🤖 AI Summary
Traditional scientific figures, as static images, lack traceability of data provenance, analysis code, and visualization standards, limiting their interpretability and manipulability by large language models (LLMs) and thereby hindering human–AI collaborative research efficiency. This work introduces the concept of “LLM-native figures,” reconceptualizing scientific visualizations as interactive, interpretable, and self-contained intelligent interfaces that embed comprehensive provenance metadata. By establishing bidirectional mappings between charts and underlying data, parsing natural language instructions, and integrating formal visualization specifications, the approach constructs a hybrid language–vision interaction framework. Validated in the domain of science of science, this method enhances research reproducibility, accelerates discovery workflows, and improves the transparency of human–AI collaborative reasoning, offering a general-purpose framework for modern scientific artifacts.
📝 Abstract
Large language models (LLMs) are transforming scientific workflows, not only through their generative capabilities but also through their emerging ability to use tools, reason about data, and coordinate complex analytical tasks. Yet in most human-AI collaborations, the primary outputs, figures, are still treated as static visual summaries: once rendered, they are handled by both humans and multimodal LLMs as images to be re-interpreted from pixels or captions. The emergent capabilities of LLMs open an opportunity to fundamentally rethink this paradigm. In this paper, we introduce the concept of LLM-native figures: data-driven artifacts that are simultaneously human-legible and machine-addressable. Unlike traditional plots, each artifact embeds complete provenance: the data subset, analytical operations and code, and visualization specification used to generate it. As a result, an LLM can "see through" the figure--tracing selections back to their sources, generating code to extend analyses, and orchestrating new visualizations through natural-language instructions or direct manipulation.

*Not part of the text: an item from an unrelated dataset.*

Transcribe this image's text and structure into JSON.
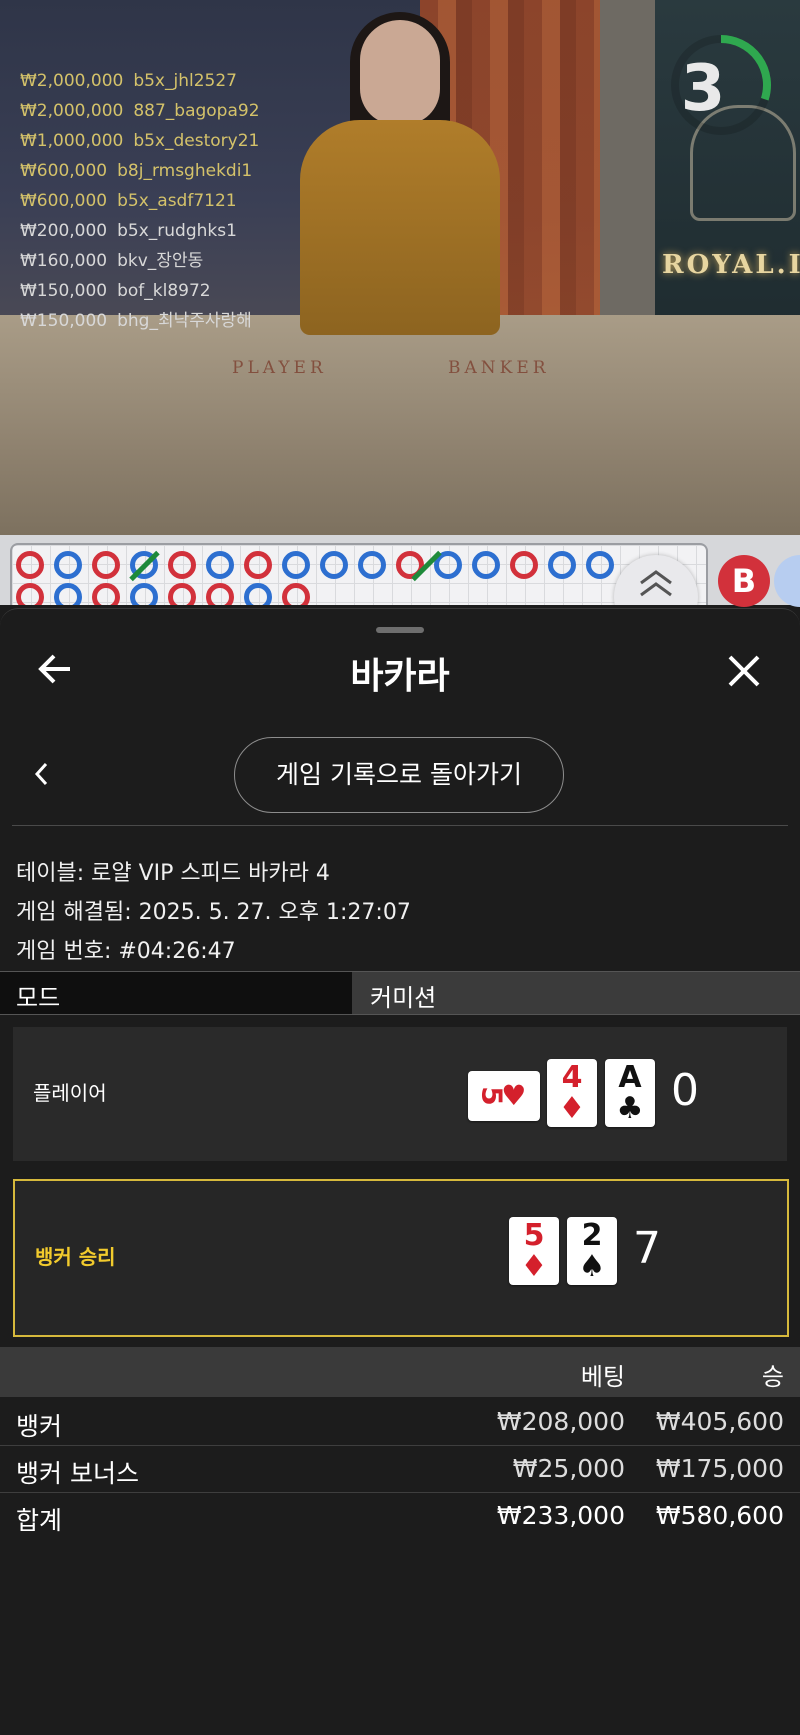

We implement this concept through a hybrid language-visual interface that integrates LLM agents with a bidirectional mapping between figures and underlying data. Using the science of science domain as a testbed, we demonstrate that LLM-native figures can accelerate discovery, improve reproducibility, and make reasoning transparent across agents and users. More broadly, this work establishes a general framework for embedding provenance, interactivity, and explainability into the artifacts of modern research, redefining the figure not as an end product, but as an interface for discovery. For more details, please refer to the demo video available at www.llm-native-figure.com.